For 111 ligand treatment expression datasets, we assessed the ability in predicting with which ligand cells were treated based on the set of genes that are differentially expressed upon ligand treatment. Ligand prediction performance was compared between: 1) 100 models constructed from 100 randomized networks; 2) 280 incomplete unoptimized NicheNet one-vs-one-vs-one models for which ligand-target regulatory potential scores were calculated after using only one comprehensive ligand-receptor, one signaling, and one gene regulatory database; 3) NicheNet containing all data sources, but without parameter optimization; 4) NicheNet containing all data sources and with optimized parameters; 5) Upstream Regulator Analysis of IPA; 6) CCCExplorer (adapted to run on ligand treatment datasets). For 1) and 2), we calculated the median performance for each ligand treatment dataset over respectively all 100 and 280 models. Each dot indicates the performance for one dataset, and the black line indicates the median performance over all datasets. Several classification evaluation metrics were calculated: AUPR (corrected): area under the precision-recall curve, corrected for random prediction; AUROC: area under the receiver operating characteristic curve and Pearson correlation. Red dashed line: performance of random guessing.

Supplementary Figure 7 Performance of several feature importance scores in predicting ligand activity.

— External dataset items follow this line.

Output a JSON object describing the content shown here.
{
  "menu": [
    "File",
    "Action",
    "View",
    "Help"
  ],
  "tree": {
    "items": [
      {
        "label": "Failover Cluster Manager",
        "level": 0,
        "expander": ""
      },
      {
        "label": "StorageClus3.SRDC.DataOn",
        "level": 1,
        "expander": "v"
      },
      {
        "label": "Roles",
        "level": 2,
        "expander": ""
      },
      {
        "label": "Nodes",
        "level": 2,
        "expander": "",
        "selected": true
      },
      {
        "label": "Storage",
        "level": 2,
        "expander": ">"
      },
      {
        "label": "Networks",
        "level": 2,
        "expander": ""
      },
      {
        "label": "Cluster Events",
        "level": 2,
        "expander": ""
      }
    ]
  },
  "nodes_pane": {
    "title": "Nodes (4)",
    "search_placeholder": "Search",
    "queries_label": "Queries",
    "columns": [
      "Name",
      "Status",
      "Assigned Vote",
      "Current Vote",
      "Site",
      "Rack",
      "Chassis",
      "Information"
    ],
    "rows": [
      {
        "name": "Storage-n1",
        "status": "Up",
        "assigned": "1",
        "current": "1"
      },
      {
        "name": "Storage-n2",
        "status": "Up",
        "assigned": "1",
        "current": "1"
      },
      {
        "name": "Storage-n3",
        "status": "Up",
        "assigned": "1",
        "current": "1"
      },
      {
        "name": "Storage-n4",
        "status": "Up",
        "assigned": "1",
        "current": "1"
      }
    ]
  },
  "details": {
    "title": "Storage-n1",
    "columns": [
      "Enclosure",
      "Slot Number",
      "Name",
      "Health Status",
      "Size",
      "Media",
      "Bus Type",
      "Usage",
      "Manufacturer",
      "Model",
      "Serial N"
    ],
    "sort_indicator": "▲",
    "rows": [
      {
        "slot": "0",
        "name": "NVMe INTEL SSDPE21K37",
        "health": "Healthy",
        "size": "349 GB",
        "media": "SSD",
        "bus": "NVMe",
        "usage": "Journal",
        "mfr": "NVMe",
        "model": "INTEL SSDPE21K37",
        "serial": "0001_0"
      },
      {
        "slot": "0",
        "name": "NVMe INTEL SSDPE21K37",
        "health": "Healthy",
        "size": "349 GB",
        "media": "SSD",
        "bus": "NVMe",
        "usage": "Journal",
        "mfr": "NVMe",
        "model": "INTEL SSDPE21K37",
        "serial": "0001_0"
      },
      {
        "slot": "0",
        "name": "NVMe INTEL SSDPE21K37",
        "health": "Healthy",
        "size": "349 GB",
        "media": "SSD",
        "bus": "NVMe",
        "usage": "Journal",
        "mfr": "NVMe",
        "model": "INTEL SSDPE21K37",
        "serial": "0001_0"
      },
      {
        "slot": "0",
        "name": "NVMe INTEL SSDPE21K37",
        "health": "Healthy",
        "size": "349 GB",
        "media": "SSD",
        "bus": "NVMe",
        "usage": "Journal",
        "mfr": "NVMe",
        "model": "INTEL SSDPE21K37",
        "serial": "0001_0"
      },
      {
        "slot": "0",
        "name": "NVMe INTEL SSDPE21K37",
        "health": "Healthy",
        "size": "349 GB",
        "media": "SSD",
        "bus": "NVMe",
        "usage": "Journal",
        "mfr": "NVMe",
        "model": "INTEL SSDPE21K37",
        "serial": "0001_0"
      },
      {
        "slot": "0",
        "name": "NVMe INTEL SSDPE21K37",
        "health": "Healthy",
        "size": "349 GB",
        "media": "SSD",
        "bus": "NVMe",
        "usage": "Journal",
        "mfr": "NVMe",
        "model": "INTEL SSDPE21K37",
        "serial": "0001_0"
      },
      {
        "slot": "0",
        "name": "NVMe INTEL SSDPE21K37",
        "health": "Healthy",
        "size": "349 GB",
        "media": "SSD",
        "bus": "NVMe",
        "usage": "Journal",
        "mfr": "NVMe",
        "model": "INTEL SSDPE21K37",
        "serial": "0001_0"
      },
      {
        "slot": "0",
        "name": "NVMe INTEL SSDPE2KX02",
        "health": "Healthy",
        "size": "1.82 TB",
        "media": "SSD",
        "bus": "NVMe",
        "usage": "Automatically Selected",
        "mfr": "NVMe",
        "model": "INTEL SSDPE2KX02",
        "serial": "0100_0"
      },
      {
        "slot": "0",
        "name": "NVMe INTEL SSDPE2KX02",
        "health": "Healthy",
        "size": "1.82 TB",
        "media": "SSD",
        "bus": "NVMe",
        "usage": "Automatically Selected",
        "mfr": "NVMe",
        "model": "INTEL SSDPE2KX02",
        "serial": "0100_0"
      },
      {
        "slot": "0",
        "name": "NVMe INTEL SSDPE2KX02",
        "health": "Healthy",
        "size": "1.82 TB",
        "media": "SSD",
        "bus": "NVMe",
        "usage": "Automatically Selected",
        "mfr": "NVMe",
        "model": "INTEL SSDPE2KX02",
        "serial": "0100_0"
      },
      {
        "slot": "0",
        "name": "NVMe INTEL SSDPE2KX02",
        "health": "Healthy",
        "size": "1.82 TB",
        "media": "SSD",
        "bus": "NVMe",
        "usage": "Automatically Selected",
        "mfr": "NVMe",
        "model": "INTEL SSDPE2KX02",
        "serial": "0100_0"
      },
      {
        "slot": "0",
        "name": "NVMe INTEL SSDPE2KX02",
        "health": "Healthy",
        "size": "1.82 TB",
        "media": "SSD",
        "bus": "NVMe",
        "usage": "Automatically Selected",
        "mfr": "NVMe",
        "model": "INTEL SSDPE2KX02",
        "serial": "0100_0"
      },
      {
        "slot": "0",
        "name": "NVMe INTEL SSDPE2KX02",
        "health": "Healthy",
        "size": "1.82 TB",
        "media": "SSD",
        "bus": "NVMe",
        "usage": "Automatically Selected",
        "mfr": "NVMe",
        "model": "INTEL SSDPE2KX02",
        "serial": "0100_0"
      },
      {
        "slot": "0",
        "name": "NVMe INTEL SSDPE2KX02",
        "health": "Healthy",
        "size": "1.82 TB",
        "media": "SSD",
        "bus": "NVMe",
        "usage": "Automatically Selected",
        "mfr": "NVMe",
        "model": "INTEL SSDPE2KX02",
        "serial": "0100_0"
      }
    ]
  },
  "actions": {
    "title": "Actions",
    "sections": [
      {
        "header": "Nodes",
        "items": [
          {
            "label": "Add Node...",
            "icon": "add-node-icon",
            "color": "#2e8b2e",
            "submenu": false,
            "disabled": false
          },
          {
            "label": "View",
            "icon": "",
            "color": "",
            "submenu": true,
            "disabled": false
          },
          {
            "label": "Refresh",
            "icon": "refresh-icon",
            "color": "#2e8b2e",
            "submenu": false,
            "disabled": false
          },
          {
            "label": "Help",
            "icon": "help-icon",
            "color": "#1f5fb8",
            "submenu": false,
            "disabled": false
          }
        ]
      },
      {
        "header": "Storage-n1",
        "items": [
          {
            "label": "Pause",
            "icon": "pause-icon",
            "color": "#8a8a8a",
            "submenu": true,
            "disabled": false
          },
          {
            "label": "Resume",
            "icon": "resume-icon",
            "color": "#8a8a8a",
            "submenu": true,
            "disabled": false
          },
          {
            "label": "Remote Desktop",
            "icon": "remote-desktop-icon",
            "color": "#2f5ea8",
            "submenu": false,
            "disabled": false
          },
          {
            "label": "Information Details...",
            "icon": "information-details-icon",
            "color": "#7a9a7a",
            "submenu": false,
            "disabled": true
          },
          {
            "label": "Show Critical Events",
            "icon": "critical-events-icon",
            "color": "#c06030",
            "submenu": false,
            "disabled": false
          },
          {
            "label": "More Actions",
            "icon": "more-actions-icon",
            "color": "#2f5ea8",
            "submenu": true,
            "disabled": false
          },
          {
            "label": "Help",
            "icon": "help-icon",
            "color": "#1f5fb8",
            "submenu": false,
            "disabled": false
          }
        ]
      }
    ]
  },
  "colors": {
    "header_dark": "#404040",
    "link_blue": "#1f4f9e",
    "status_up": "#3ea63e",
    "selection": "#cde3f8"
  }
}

For 111 ligand treatment expression datasets, we assessed the ability of NicheNet in predicting with which ligand cells were treated based on the set of genes that are differentially expressed upon ligand treatment. For this procedure, ligand-target regulatory potential scores were used to calculate feature importance measures for all ligands in every expression dataset separately (n = 111 datasets; 51 unique ligands) and these importance measures were in a next step used to predict the ligand activity state of each ligand in each dataset. The performance of each feature importance measure in ligand activity prediction (as evaluated by the AUROC and AUPR) is shown for different feature importance measures: spearman: Spearman’s rank correlation; pearson: Pearson correlation; mean_rank_GST_log_pval : negative natural logarithm of the mean-rank gene-set enrichment p-value; auc_iregulon_corrected: area under the cumulative recovery curve (considering the top 3% of the ranking), corrected for random prediction; aupr_corrected: area under the precision-recall curve, corrected for random prediction; auroc: area under the receiver operating characteristic curve. Boxplot elements: center line: median; box limits: upper and lower quartiles; whiskers: 1.5x interquartile range; points: outliers. The violin plots show the probability density of the data (tails of the violins are trimmed to the range of the data). Red dashed line: performance of random guessing.

Supplementary Figure 8 Comparison between NicheNet, one-vs-one-vs-one models and leave-one-in models in target gene and ligand activity prediction performance.

To investigate the importance of the integration of multiple complementary data sources, we compared the performance of NicheNet to ‘one-vs-one-vs-one’ and ‘leave-one-in’ models. In one-vs-one-vs-one models, ligand-target regulatory potential scores were calculated after using only one comprehensive ligand-receptor, one signaling and one gene regulatory database (n = 280 one-vs-one-vs-one models in total). In ligand-signaling leave-one-in models, one ligand-signaling data source was used with all gene regulatory data sources; in gene regulatory leave-one-in models the opposite (n = 37 ligand-signaling and n = 20 gene regulatory leave-one-in models in total). For each separate one-vs-one-vs-one and leave-one-in model, we calculated the median target gene and ligand activity prediction performances over all ligand treatment datasets (111 datasets for 51 unique ligands) and compared to the median performances of the complete NicheNet model. AUPR (corrected): area under the precision-recall curve, corrected for random prediction; AUROC: area under the receiver operating characteristic curve. Red dashed line: performance of random guessing.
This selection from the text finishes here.